New tool helps people representing selves in local domestic relations court

Montgomery County Domestic Relations Court witnesses more litigants representing themselves

Montgomery County’s domestic relations court is the first in the state to unveil a new resource to help connect people to legal resources.

The launch of this tool — called the Virtual Self-Help Center — comes at a time where the county’s domestic relations court continues to see more people choosing to represent themselves legally, according to administrative Judge Denise Cross.

“This technological option, coupled with our Volunteer Lawyers Project Legal Clinic for Self Represented Parties, will provide the help necessary for citizens to better navigate the Domestic Relations Court,” Cross said. “It will remove many of the barriers to justice that people face when they’re dealing with the legal system on their own.”

The self-help tool was created through a partnership with nonprofit Ohio Legal Help and the Montgomery County Domestic Relations Court. Domestic relations court includes cases such as divorce, domestic violence and child custody.

The Virtual Self-Help Center allows users to fill out, edit, save and complete court forms, as well as ask questions to a chatbot. The resource will be available for all self-represented litigants going through a matter in the Montgomery County Domestic Relations Court, which handles between 5,000 and 6,000 cases a year.

Cross said that although “the best thing is to have a lawyer,” all people have the right to represent themselves in court.

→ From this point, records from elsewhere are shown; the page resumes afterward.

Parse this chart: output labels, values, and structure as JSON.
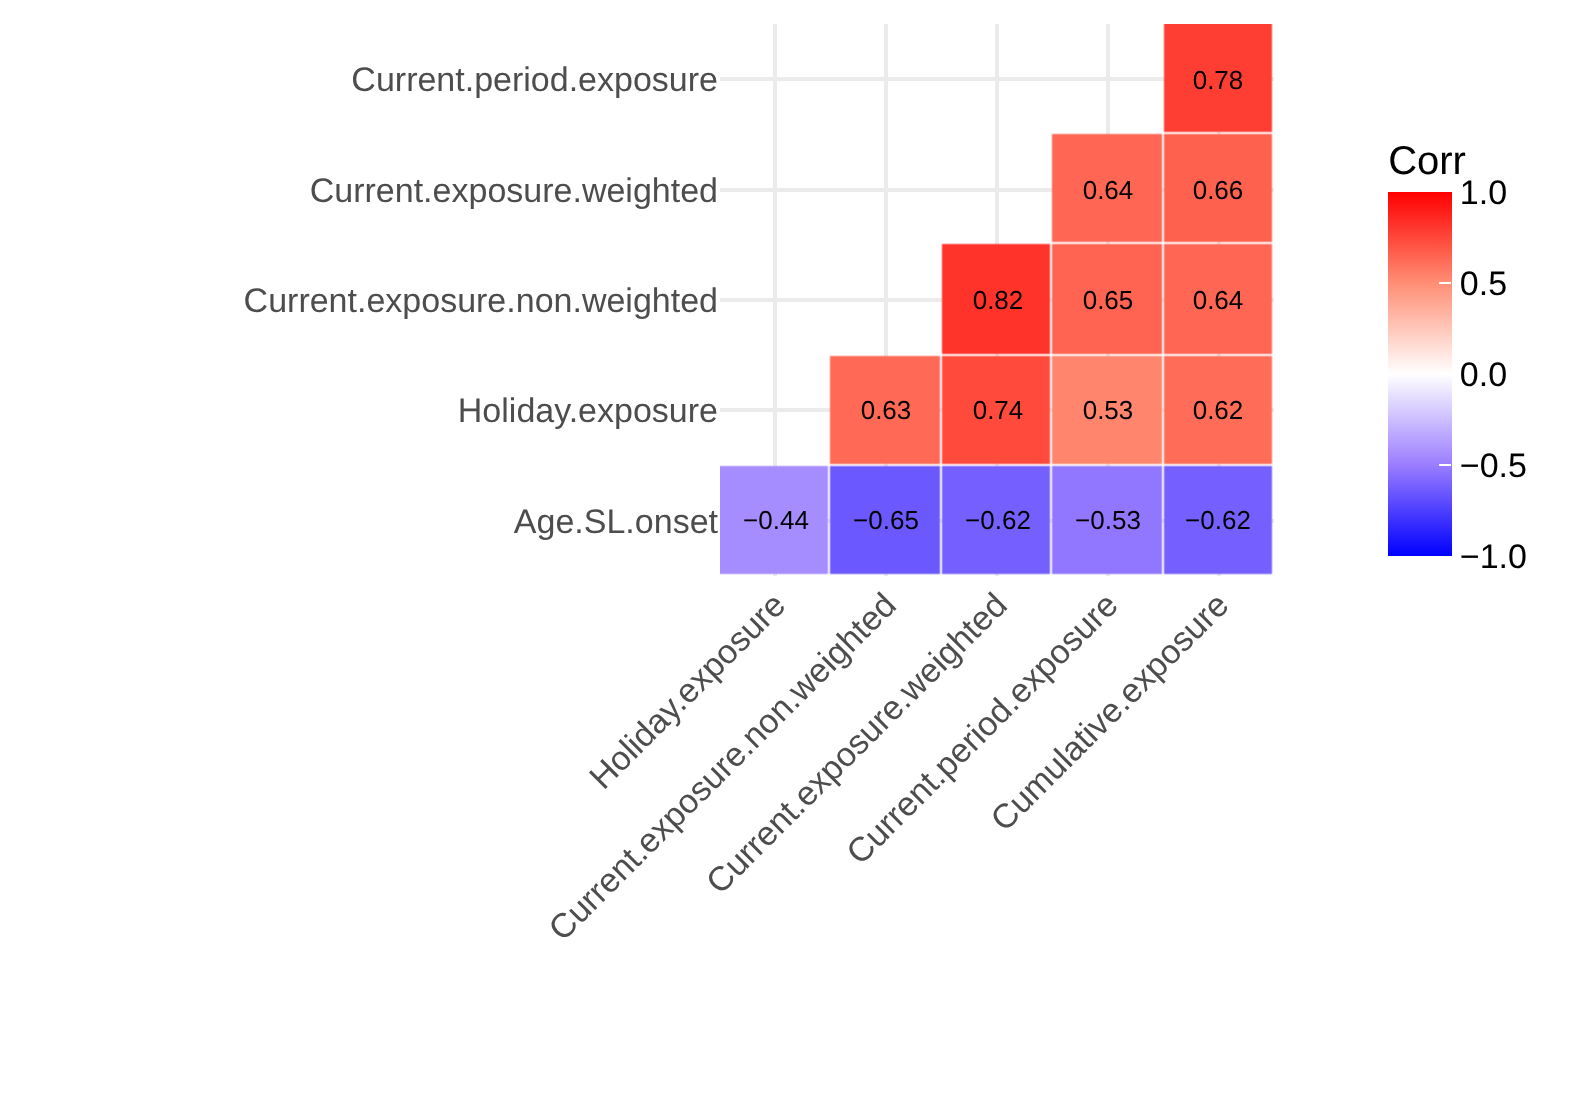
{
  "chart_data": {
    "type": "heatmap",
    "categories": [
      "Holiday.exposure",
      "Current.exposure.non.weighted",
      "Current.exposure.weighted",
      "Current.period.exposure",
      "Cumulative.exposure"
    ],
    "y_categories": [
      "Current.period.exposure",
      "Current.exposure.weighted",
      "Current.exposure.non.weighted",
      "Holiday.exposure",
      "Age.SL.onset"
    ],
    "cells": [
      [
        null,
        null,
        null,
        null,
        0.78
      ],
      [
        null,
        null,
        null,
        0.64,
        0.66
      ],
      [
        null,
        null,
        0.82,
        0.65,
        0.64
      ],
      [
        null,
        0.63,
        0.74,
        0.53,
        0.62
      ],
      [
        -0.44,
        -0.65,
        -0.62,
        -0.53,
        -0.62
      ]
    ],
    "cell_labels": [
      [
        null,
        null,
        null,
        null,
        "0.78"
      ],
      [
        null,
        null,
        null,
        "0.64",
        "0.66"
      ],
      [
        null,
        null,
        "0.82",
        "0.65",
        "0.64"
      ],
      [
        null,
        "0.63",
        "0.74",
        "0.53",
        "0.62"
      ],
      [
        "−0.44",
        "−0.65",
        "−0.62",
        "−0.53",
        "−0.62"
      ]
    ],
    "clabel": "Corr",
    "clim": [
      -1,
      1
    ],
    "cticks": [
      {
        "value": -1,
        "label": "−1.0"
      },
      {
        "value": -0.5,
        "label": "−0.5"
      },
      {
        "value": 0,
        "label": "0.0"
      },
      {
        "value": 0.5,
        "label": "0.5"
      },
      {
        "value": 1,
        "label": "1.0"
      }
    ],
    "grid": true
  }
}
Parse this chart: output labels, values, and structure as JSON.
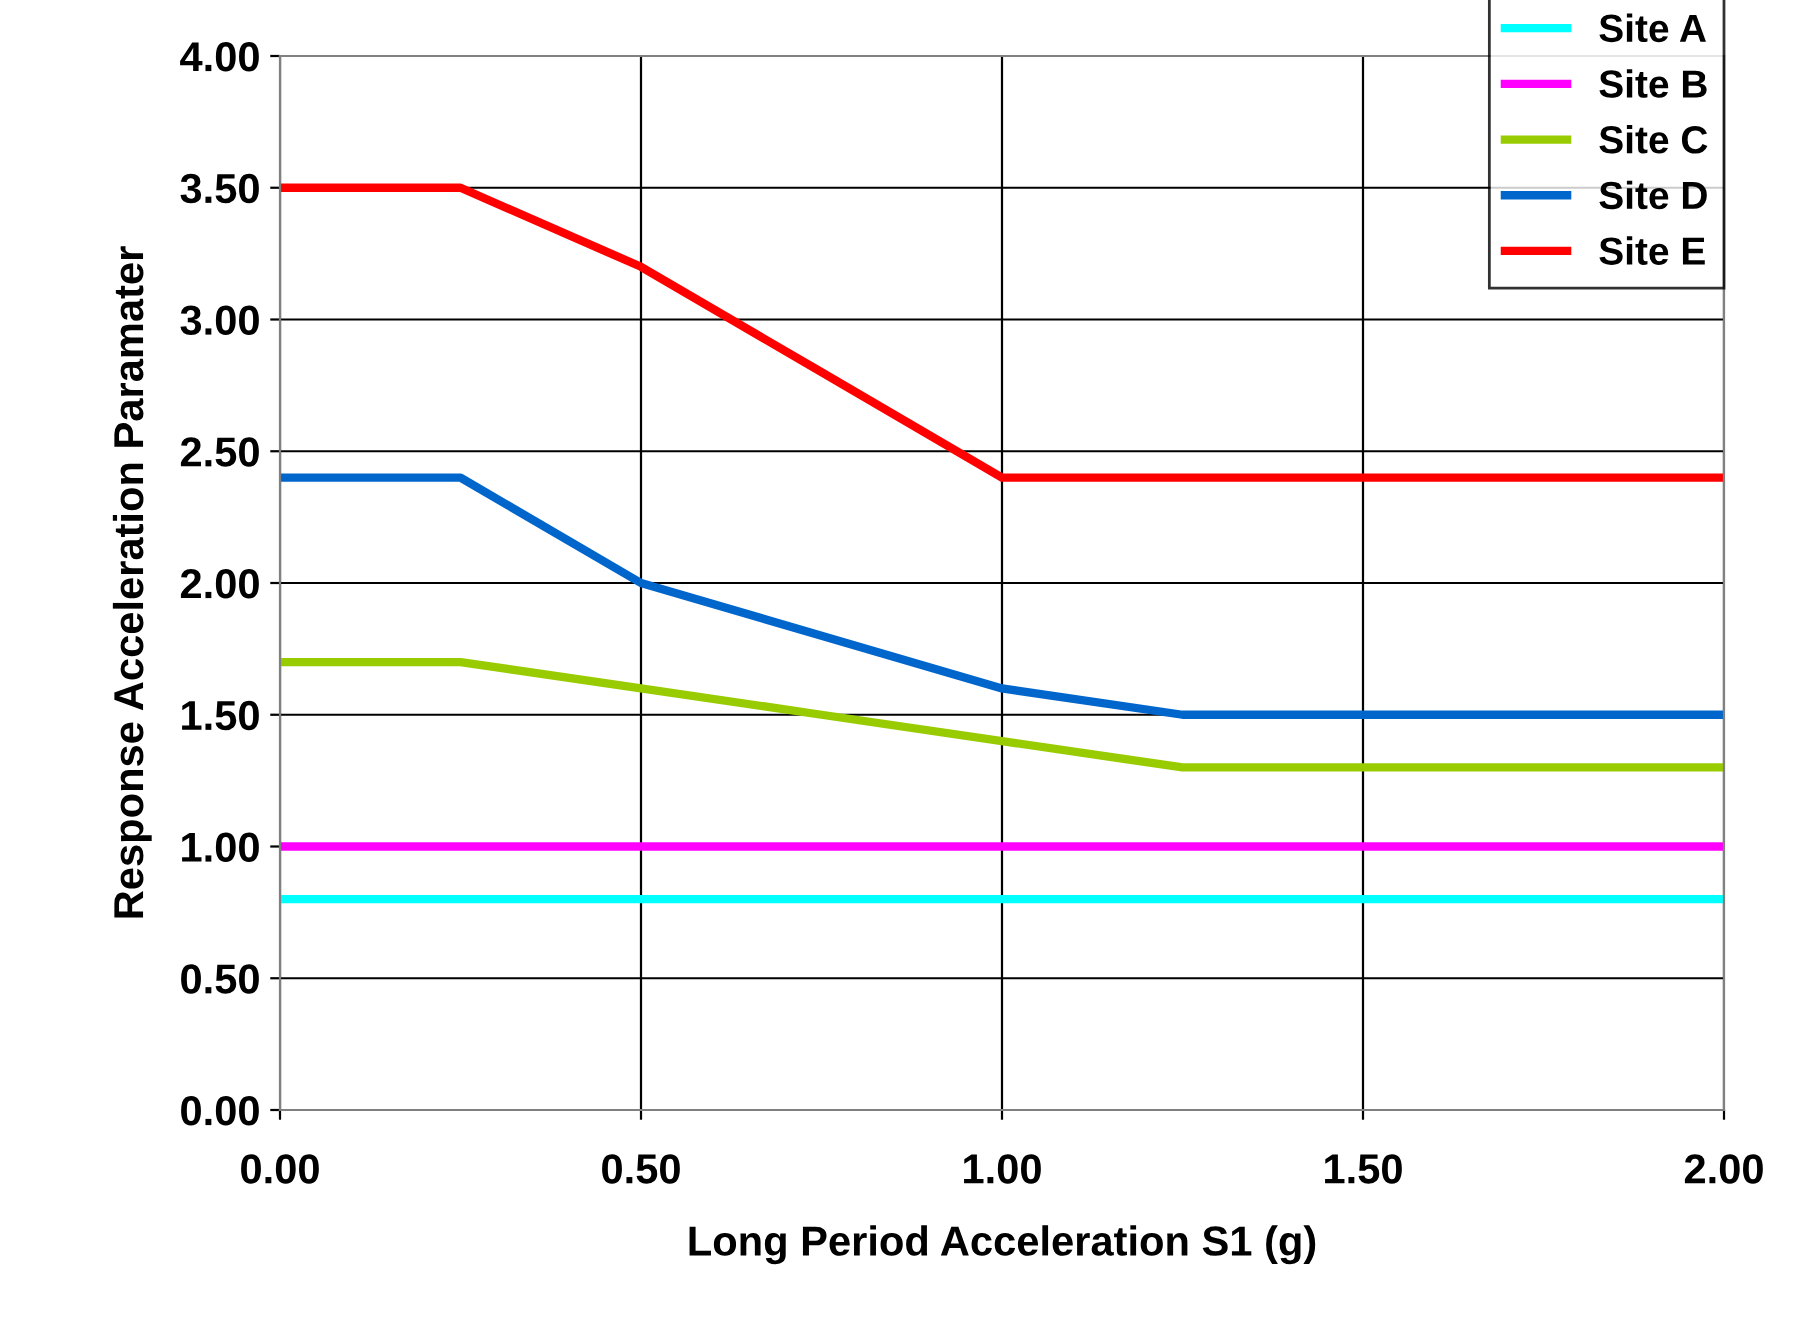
{
  "chart_data": {
    "type": "line",
    "xlabel": "Long Period Acceleration S1 (g)",
    "ylabel": "Response Acceleration Paramater",
    "x": [
      0,
      0.25,
      0.5,
      0.75,
      1.0,
      1.25,
      2.0
    ],
    "series": [
      {
        "name": "Site A",
        "color": "#00ffff",
        "values": [
          0.8,
          0.8,
          0.8,
          0.8,
          0.8,
          0.8,
          0.8
        ]
      },
      {
        "name": "Site B",
        "color": "#ff00ff",
        "values": [
          1.0,
          1.0,
          1.0,
          1.0,
          1.0,
          1.0,
          1.0
        ]
      },
      {
        "name": "Site C",
        "color": "#99cc00",
        "values": [
          1.7,
          1.7,
          1.6,
          1.5,
          1.4,
          1.3,
          1.3
        ]
      },
      {
        "name": "Site D",
        "color": "#0066cc",
        "values": [
          2.4,
          2.4,
          2.0,
          1.8,
          1.6,
          1.5,
          1.5
        ]
      },
      {
        "name": "Site E",
        "color": "#ff0000",
        "values": [
          3.5,
          3.5,
          3.2,
          2.8,
          2.4,
          2.4,
          2.4
        ]
      }
    ],
    "xlim": [
      0,
      2
    ],
    "xticks": [
      {
        "value": 0,
        "label": "0.00"
      },
      {
        "value": 0.5,
        "label": "0.50"
      },
      {
        "value": 1,
        "label": "1.00"
      },
      {
        "value": 1.5,
        "label": "1.50"
      },
      {
        "value": 2,
        "label": "2.00"
      }
    ],
    "ylim": [
      0,
      4
    ],
    "yticks": [
      {
        "value": 0,
        "label": "0.00"
      },
      {
        "value": 0.5,
        "label": "0.50"
      },
      {
        "value": 1,
        "label": "1.00"
      },
      {
        "value": 1.5,
        "label": "1.50"
      },
      {
        "value": 2,
        "label": "2.00"
      },
      {
        "value": 2.5,
        "label": "2.50"
      },
      {
        "value": 3,
        "label": "3.00"
      },
      {
        "value": 3.5,
        "label": "3.50"
      },
      {
        "value": 4,
        "label": "4.00"
      }
    ],
    "grid": true,
    "legend": "top right",
    "marker": "none",
    "line_style": "solid"
  }
}
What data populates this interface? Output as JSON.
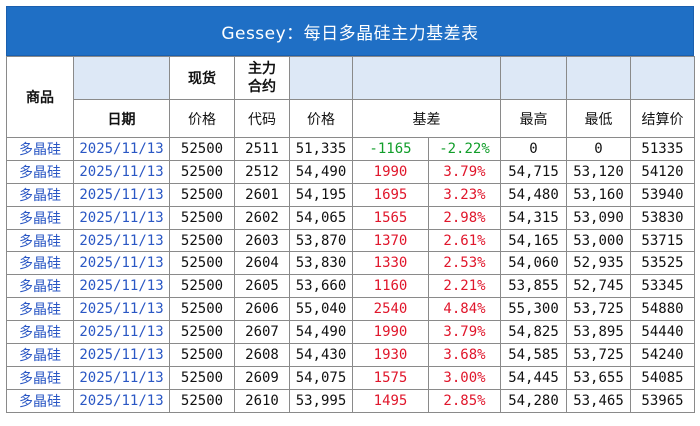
{
  "title": "Gessey：每日多晶硅主力基差表",
  "headers": {
    "commodity": "商品",
    "spot": "现货",
    "main_contract": "主力合约",
    "date": "日期",
    "spot_price": "价格",
    "code": "代码",
    "price": "价格",
    "basis": "基差",
    "high": "最高",
    "low": "最低",
    "settle": "结算价"
  },
  "rows": [
    {
      "commodity": "多晶硅",
      "date": "2025/11/13",
      "spot": "52500",
      "code": "2511",
      "price": "51,335",
      "basis": "-1165",
      "pct": "-2.22%",
      "high": "0",
      "low": "0",
      "settle": "51335",
      "sign": "neg"
    },
    {
      "commodity": "多晶硅",
      "date": "2025/11/13",
      "spot": "52500",
      "code": "2512",
      "price": "54,490",
      "basis": "1990",
      "pct": "3.79%",
      "high": "54,715",
      "low": "53,120",
      "settle": "54120",
      "sign": "pos"
    },
    {
      "commodity": "多晶硅",
      "date": "2025/11/13",
      "spot": "52500",
      "code": "2601",
      "price": "54,195",
      "basis": "1695",
      "pct": "3.23%",
      "high": "54,480",
      "low": "53,160",
      "settle": "53940",
      "sign": "pos"
    },
    {
      "commodity": "多晶硅",
      "date": "2025/11/13",
      "spot": "52500",
      "code": "2602",
      "price": "54,065",
      "basis": "1565",
      "pct": "2.98%",
      "high": "54,315",
      "low": "53,090",
      "settle": "53830",
      "sign": "pos"
    },
    {
      "commodity": "多晶硅",
      "date": "2025/11/13",
      "spot": "52500",
      "code": "2603",
      "price": "53,870",
      "basis": "1370",
      "pct": "2.61%",
      "high": "54,165",
      "low": "53,000",
      "settle": "53715",
      "sign": "pos"
    },
    {
      "commodity": "多晶硅",
      "date": "2025/11/13",
      "spot": "52500",
      "code": "2604",
      "price": "53,830",
      "basis": "1330",
      "pct": "2.53%",
      "high": "54,060",
      "low": "52,935",
      "settle": "53525",
      "sign": "pos"
    },
    {
      "commodity": "多晶硅",
      "date": "2025/11/13",
      "spot": "52500",
      "code": "2605",
      "price": "53,660",
      "basis": "1160",
      "pct": "2.21%",
      "high": "53,855",
      "low": "52,745",
      "settle": "53345",
      "sign": "pos"
    },
    {
      "commodity": "多晶硅",
      "date": "2025/11/13",
      "spot": "52500",
      "code": "2606",
      "price": "55,040",
      "basis": "2540",
      "pct": "4.84%",
      "high": "55,300",
      "low": "53,725",
      "settle": "54880",
      "sign": "pos"
    },
    {
      "commodity": "多晶硅",
      "date": "2025/11/13",
      "spot": "52500",
      "code": "2607",
      "price": "54,490",
      "basis": "1990",
      "pct": "3.79%",
      "high": "54,825",
      "low": "53,895",
      "settle": "54440",
      "sign": "pos"
    },
    {
      "commodity": "多晶硅",
      "date": "2025/11/13",
      "spot": "52500",
      "code": "2608",
      "price": "54,430",
      "basis": "1930",
      "pct": "3.68%",
      "high": "54,585",
      "low": "53,725",
      "settle": "54240",
      "sign": "pos"
    },
    {
      "commodity": "多晶硅",
      "date": "2025/11/13",
      "spot": "52500",
      "code": "2609",
      "price": "54,075",
      "basis": "1575",
      "pct": "3.00%",
      "high": "54,445",
      "low": "53,655",
      "settle": "54085",
      "sign": "pos"
    },
    {
      "commodity": "多晶硅",
      "date": "2025/11/13",
      "spot": "52500",
      "code": "2610",
      "price": "53,995",
      "basis": "1495",
      "pct": "2.85%",
      "high": "54,280",
      "low": "53,465",
      "settle": "53965",
      "sign": "pos"
    }
  ],
  "colors": {
    "title_bg": "#1f6fc5",
    "header_bg": "#dde8f6",
    "positive": "#e0162b",
    "negative": "#119e2a",
    "link_blue": "#2a57c4"
  }
}
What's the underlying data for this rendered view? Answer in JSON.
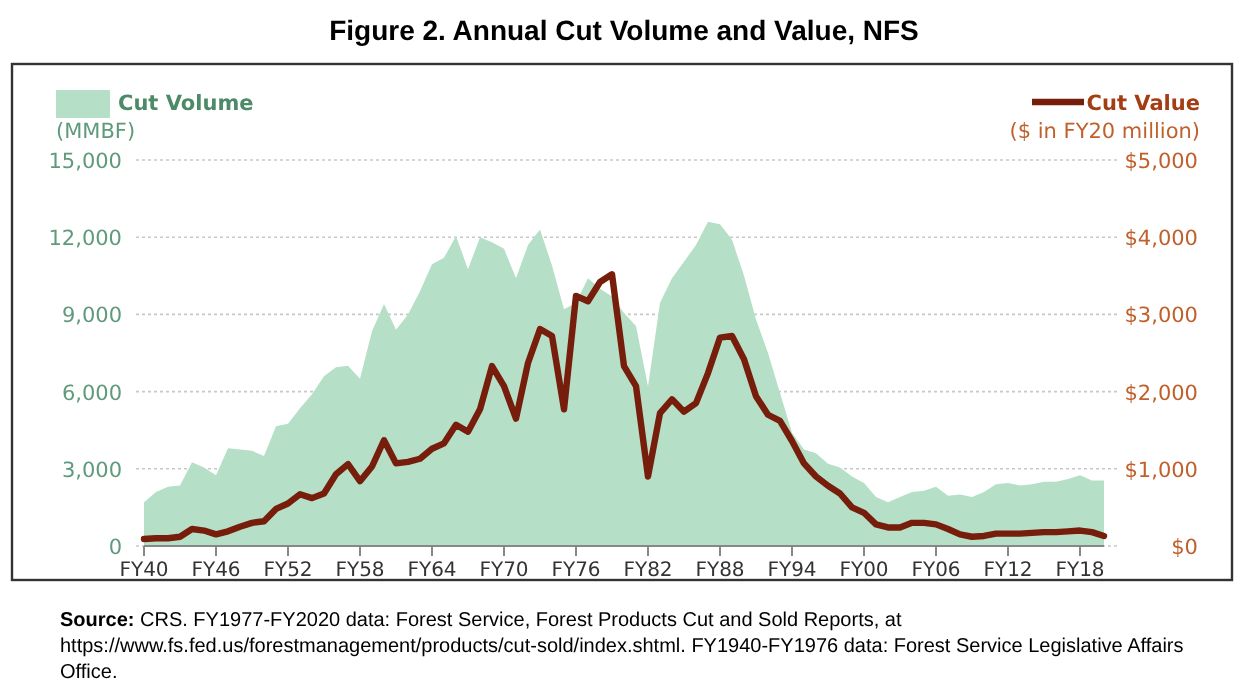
{
  "chart_data": {
    "type": "area",
    "title": "Figure 2. Annual Cut Volume and Value, NFS",
    "categories": [
      "FY40",
      null,
      null,
      null,
      null,
      null,
      "FY46",
      null,
      null,
      null,
      null,
      null,
      "FY52",
      null,
      null,
      null,
      null,
      null,
      "FY58",
      null,
      null,
      null,
      null,
      null,
      "FY64",
      null,
      null,
      null,
      null,
      null,
      "FY70",
      null,
      null,
      null,
      null,
      null,
      "FY76",
      null,
      null,
      null,
      null,
      null,
      "FY82",
      null,
      null,
      null,
      null,
      null,
      "FY88",
      null,
      null,
      null,
      null,
      null,
      "FY94",
      null,
      null,
      null,
      null,
      null,
      "FY00",
      null,
      null,
      null,
      null,
      null,
      "FY06",
      null,
      null,
      null,
      null,
      null,
      "FY12",
      null,
      null,
      null,
      null,
      null,
      "FY18",
      null,
      null
    ],
    "series": [
      {
        "name": "Cut Volume",
        "type": "area",
        "color": "#b5dfc6",
        "values": [
          1700,
          2100,
          2300,
          2350,
          3250,
          3050,
          2750,
          3800,
          3750,
          3700,
          3500,
          4650,
          4750,
          5350,
          5900,
          6600,
          6950,
          7000,
          6500,
          8350,
          9400,
          8400,
          9000,
          9900,
          10950,
          11200,
          12050,
          10750,
          12000,
          11800,
          11550,
          10400,
          11700,
          12300,
          10900,
          9200,
          9450,
          10400,
          10000,
          9700,
          9050,
          8550,
          6200,
          9450,
          10400,
          11050,
          11700,
          12600,
          12500,
          11900,
          10500,
          8800,
          7500,
          5950,
          4400,
          3750,
          3600,
          3200,
          3050,
          2700,
          2450,
          1900,
          1700,
          1900,
          2100,
          2150,
          2300,
          1950,
          2000,
          1900,
          2100,
          2400,
          2450,
          2350,
          2400,
          2500,
          2500,
          2600,
          2750,
          2550,
          2550
        ]
      },
      {
        "name": "Cut Value",
        "type": "line",
        "axis": "y2",
        "color": "#761d0b",
        "values": [
          90,
          100,
          100,
          120,
          220,
          200,
          150,
          190,
          250,
          300,
          320,
          480,
          550,
          670,
          620,
          680,
          930,
          1060,
          840,
          1030,
          1370,
          1070,
          1090,
          1130,
          1260,
          1330,
          1570,
          1480,
          1770,
          2330,
          2070,
          1650,
          2370,
          2810,
          2720,
          1770,
          3240,
          3170,
          3420,
          3520,
          2330,
          2070,
          900,
          1720,
          1900,
          1740,
          1850,
          2240,
          2700,
          2720,
          2420,
          1940,
          1700,
          1620,
          1360,
          1070,
          900,
          780,
          680,
          500,
          430,
          280,
          240,
          240,
          300,
          300,
          280,
          220,
          150,
          120,
          130,
          160,
          160,
          160,
          170,
          180,
          180,
          190,
          200,
          180,
          130
        ]
      }
    ],
    "ylim": [
      0,
      15000
    ],
    "yticks": [
      0,
      {
        "value": 3000,
        "label": "3,000"
      },
      {
        "value": 6000,
        "label": "6,000"
      },
      {
        "value": 9000,
        "label": "9,000"
      },
      {
        "value": 12000,
        "label": "12,000"
      },
      {
        "value": 15000,
        "label": "15,000"
      }
    ],
    "y2lim": [
      0,
      5000
    ],
    "y2ticks": [
      {
        "value": 0,
        "label": "$0"
      },
      {
        "value": 1000,
        "label": "$1,000"
      },
      {
        "value": 2000,
        "label": "$2,000"
      },
      {
        "value": 3000,
        "label": "$3,000"
      },
      {
        "value": 4000,
        "label": "$4,000"
      },
      {
        "value": 5000,
        "label": "$5,000"
      }
    ],
    "ylabel": "(MMBF)",
    "y2label": "($ in FY20 million)",
    "grid": "y",
    "legend": "top",
    "line_style": "solid",
    "annotations": [
      "Source: CRS. FY1977-FY2020 data: Forest Service, Forest Products Cut and Sold Reports, at https://www.fs.fed.us/forestmanagement/products/cut-sold/index.shtml.  FY1940-FY1976 data: Forest Service Legislative Affairs Office."
    ]
  }
}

On a weekly basis, her courtroom sees a few litigants opting to represent themselves, whether it be due to not being able to afford an attorney or other reasons.

“We see every year the number increase with people who come to court to represent themselves, too,” she said.

Ohio Legal Help executive director Susan Choe said that finances are a major barrier in the legal system.

Montgomery County has about 530,000 residents, more than 15% of whom live below the federal poverty level, according to the U.S. Census Bureau.

Choe’s organization estimates that 90% of low-income people facing legal issues receive little to no legal aid.

“These people often have no choice but to navigate complex legal issues on their own,” Choe said. “The Virtual Self-Help Center will be a tremendous help for so many of them.”

Another barrier in the justice system is simply a lack of understanding of how proceedings operate, Cross said.

“Citizens sometimes just don’t know the law,” she said. “This tool will help them. And if the people in front of us are able to give us all the information we need, we can make a more informed decision.”

The Dayton Legal Heritage Foundation awarded $250,000 to the project, which took a few years to complete.

“We’re excited about this project because it’s going to make a significant difference for thousands of people in our community who are dealing with difficult family law matters,” said Gordon Arnold, president of the Dayton Legal Heritage Foundation. “It’s going to provide people with the information they need to navigate the court process and connect to resources in the greater Dayton area.”

Ohio Legal Help plans to launch similar virtual self-help tools this fall in Cuyahoga County and in the first half of 2024 in Lorain County, according to the nonprofit.